On the other hand, I have seen two objections on this approach: DanielLittlewood's comment here and BCnrd's comment here.

Since I'm not able to judge by myself, I'd like a definitive answer: Is this proof logically valid?

Edit

It seems the phrase "logically valid" is not appropriate for the context. In fact, I want to know if the proof is circular (as suggested in the linked comments).

Answer 1

The proof is logically valid. Even if Wiles' proof depends on $\sqrt[n] 2$ being irrational, this does not make the proof circular - just redundant. The reason is, the irrationality of $\sqrt[n] 2$ can be easily proven without resorting to Fermat's last theorem. Thus Wiles' proof would still hold without this proof of the irrationality of $\sqrt[n] 2$.

Concerning BCnrd's comment, it only points out that the irrationality of $\sqrt[n] 2$ is easily proven on the way to proving FLT.

Answer 2

It is a logically valid proof.

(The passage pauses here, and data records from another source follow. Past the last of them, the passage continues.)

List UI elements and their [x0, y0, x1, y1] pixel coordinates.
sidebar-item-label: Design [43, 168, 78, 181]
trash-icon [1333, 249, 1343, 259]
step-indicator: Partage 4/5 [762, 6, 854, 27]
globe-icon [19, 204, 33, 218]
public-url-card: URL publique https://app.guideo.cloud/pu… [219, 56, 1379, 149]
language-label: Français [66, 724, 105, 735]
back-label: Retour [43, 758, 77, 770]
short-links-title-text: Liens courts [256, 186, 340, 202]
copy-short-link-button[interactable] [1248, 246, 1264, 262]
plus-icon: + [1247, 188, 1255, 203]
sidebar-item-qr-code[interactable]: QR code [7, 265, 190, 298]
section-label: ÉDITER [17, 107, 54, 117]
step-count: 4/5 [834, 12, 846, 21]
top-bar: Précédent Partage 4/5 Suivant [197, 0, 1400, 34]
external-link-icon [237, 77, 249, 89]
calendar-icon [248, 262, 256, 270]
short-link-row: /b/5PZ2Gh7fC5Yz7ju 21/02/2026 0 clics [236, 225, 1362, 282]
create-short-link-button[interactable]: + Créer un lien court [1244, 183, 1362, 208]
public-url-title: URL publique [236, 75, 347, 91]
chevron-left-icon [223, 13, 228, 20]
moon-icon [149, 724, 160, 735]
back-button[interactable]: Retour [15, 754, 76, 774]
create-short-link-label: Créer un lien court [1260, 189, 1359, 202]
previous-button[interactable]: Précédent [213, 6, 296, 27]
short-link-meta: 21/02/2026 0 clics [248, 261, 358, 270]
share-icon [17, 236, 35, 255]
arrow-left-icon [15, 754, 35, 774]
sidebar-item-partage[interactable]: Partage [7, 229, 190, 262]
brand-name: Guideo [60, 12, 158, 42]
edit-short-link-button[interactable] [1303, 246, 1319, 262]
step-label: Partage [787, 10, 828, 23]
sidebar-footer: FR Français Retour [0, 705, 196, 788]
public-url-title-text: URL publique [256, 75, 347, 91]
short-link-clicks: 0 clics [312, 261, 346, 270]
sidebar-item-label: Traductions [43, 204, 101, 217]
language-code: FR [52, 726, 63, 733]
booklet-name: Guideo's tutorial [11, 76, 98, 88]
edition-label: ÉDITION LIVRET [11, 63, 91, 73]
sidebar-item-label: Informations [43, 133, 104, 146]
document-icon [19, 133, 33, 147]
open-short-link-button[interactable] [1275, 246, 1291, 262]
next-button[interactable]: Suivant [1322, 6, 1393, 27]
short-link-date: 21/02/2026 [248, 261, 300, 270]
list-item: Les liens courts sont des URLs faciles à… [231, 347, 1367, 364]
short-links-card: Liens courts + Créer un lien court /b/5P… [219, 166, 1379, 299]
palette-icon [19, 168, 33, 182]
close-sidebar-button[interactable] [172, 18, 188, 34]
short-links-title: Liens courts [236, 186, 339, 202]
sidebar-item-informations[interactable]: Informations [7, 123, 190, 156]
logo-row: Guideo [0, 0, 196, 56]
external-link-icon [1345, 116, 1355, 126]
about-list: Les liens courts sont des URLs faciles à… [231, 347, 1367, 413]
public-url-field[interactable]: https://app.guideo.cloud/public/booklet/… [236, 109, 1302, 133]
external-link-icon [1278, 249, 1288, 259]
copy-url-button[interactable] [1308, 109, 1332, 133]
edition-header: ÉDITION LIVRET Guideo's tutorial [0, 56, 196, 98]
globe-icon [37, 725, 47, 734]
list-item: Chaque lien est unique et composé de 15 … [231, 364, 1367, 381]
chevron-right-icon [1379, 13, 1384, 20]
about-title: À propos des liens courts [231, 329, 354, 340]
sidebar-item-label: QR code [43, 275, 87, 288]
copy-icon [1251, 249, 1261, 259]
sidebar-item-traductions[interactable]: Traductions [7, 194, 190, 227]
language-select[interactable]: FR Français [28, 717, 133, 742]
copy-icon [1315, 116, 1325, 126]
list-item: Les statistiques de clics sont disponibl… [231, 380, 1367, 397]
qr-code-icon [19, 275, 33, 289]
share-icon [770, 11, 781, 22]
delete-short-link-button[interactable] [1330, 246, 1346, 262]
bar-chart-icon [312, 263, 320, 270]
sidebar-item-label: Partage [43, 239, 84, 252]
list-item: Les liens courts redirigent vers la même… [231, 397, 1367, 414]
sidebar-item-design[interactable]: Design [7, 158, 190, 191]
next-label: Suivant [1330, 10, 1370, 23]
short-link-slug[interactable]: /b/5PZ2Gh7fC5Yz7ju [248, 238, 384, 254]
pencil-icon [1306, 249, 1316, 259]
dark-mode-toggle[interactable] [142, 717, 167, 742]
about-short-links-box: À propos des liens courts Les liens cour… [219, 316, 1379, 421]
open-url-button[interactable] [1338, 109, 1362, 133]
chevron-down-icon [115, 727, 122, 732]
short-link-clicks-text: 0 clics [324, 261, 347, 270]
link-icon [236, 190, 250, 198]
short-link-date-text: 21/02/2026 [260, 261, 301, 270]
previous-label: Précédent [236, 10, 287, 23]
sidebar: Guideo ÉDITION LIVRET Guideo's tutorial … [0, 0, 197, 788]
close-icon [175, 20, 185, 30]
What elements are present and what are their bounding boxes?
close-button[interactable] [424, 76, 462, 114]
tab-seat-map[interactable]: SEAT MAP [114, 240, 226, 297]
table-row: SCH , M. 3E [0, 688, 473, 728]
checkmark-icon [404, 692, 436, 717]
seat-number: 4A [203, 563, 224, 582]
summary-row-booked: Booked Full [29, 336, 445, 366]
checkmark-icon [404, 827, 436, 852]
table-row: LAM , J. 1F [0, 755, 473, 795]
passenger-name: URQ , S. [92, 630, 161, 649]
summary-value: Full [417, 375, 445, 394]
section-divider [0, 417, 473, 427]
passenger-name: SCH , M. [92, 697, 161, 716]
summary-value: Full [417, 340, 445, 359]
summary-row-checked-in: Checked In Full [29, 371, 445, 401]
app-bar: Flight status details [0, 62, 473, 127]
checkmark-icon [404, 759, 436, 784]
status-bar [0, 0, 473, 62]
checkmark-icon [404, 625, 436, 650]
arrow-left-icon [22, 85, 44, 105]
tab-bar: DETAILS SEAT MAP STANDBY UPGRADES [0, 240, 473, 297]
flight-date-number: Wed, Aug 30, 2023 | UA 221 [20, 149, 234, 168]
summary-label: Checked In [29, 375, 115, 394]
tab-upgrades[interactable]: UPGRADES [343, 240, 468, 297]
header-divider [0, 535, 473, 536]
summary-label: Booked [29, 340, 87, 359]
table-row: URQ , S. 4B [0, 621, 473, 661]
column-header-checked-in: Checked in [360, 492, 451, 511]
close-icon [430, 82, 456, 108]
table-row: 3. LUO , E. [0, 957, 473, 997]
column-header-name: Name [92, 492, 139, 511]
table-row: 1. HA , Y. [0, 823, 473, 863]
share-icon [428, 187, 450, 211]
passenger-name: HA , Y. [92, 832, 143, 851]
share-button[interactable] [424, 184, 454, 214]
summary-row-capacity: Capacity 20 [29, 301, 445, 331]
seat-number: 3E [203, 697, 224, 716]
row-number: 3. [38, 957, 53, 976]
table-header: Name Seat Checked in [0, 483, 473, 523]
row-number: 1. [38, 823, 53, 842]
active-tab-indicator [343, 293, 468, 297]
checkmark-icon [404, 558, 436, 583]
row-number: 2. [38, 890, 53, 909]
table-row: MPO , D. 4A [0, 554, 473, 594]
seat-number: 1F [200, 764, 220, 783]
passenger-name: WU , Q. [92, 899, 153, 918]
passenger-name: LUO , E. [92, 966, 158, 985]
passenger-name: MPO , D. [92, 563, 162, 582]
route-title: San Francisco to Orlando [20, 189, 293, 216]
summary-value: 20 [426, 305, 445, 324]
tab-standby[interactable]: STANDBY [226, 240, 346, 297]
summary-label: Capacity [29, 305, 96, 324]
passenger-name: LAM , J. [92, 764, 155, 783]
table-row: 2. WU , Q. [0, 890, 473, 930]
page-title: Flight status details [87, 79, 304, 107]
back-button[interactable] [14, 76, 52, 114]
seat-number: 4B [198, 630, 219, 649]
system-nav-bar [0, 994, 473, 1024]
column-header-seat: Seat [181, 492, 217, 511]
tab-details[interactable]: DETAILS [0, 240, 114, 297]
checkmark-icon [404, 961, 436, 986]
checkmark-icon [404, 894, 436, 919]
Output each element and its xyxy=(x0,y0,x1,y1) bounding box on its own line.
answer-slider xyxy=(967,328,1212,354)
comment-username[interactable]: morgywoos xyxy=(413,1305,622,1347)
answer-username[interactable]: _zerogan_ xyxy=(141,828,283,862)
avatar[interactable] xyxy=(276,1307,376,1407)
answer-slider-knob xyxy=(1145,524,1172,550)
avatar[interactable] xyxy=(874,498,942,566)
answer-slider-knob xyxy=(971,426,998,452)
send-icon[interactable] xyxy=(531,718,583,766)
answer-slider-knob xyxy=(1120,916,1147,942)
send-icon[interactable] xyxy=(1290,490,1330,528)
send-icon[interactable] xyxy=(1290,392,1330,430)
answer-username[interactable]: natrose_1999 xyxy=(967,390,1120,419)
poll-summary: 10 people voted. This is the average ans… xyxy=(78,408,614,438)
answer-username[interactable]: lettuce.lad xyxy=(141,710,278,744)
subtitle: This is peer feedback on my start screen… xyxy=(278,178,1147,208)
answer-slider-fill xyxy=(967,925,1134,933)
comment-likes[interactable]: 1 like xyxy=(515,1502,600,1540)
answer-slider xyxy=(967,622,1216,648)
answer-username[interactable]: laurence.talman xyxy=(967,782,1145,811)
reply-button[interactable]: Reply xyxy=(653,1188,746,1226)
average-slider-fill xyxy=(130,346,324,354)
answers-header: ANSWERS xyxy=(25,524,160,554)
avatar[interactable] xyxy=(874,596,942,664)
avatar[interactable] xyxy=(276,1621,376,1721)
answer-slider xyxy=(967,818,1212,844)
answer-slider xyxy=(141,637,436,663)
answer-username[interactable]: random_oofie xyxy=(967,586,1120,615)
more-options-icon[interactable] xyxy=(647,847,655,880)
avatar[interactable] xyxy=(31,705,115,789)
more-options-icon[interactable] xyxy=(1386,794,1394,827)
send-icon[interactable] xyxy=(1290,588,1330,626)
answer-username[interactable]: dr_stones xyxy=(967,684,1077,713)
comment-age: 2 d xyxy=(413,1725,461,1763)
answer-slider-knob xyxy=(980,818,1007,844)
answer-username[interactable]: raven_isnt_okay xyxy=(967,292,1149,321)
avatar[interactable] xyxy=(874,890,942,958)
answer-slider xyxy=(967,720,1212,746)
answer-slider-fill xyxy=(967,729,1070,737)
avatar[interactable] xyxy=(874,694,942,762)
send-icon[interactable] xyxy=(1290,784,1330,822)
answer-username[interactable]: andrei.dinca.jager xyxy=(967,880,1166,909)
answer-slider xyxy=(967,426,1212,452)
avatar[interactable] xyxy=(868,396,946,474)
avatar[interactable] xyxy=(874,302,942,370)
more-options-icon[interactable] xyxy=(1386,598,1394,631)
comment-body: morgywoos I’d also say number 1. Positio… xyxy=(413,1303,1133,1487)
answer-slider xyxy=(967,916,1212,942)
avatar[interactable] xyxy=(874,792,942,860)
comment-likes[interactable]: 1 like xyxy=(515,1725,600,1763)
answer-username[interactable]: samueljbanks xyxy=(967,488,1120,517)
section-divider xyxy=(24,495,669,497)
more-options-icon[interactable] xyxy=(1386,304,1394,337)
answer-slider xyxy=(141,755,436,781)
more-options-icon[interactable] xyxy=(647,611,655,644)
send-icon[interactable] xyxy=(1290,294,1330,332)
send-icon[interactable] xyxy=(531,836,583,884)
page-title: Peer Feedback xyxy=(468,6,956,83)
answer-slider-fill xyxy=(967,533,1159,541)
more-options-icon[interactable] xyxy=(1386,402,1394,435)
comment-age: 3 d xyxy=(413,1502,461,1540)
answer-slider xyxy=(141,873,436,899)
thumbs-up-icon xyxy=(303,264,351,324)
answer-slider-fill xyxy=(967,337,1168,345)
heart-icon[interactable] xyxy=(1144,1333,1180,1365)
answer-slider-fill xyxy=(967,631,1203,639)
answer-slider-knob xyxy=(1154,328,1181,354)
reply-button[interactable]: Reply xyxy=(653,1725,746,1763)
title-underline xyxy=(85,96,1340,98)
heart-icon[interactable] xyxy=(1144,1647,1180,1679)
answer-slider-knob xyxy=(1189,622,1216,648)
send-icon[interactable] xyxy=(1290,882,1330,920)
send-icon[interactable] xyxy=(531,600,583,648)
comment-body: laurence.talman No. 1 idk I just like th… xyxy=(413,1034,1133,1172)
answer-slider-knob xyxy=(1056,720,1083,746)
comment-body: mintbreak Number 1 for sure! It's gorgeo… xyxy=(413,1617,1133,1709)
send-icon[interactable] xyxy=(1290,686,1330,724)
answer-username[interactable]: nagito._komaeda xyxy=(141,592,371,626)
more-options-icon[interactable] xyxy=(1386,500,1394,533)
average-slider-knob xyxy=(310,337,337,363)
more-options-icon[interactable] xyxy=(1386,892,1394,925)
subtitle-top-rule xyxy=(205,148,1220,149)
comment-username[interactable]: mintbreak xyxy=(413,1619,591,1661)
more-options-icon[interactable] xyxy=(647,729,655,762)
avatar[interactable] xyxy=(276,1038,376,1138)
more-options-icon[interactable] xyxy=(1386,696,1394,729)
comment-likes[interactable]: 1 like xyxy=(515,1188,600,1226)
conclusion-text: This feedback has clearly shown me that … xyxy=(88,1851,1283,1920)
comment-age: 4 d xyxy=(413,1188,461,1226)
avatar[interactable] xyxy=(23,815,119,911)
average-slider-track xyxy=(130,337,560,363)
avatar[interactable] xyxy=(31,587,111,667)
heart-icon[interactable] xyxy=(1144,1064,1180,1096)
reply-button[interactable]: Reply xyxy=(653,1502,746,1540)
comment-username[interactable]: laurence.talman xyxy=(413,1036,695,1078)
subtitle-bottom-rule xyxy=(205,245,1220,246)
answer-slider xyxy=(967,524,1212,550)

BCnrd's comment describes it as "circular", but I guess what he really means is something like "redundant". A proof is a sequence of formulas each of which is a direct consequence of formulas appearing earlier in the sequence, and the theorem it proves (its conclusion) is the last formula in the sequence. Essentially we are talking about a proof that first includes a formula $A$ meaning $\sqrt[n] 2$ is irrational for $n \gt 1$, then later has a formula $B$ expressing FLT (perhaps depending on $A$), then proves $B \rightarrow A$, and finally concludes with $A$ by modus ponens. It is still a valid proof of $A$ even though $A$ appears multiple times and the proof could have concluded at any of those earlier times.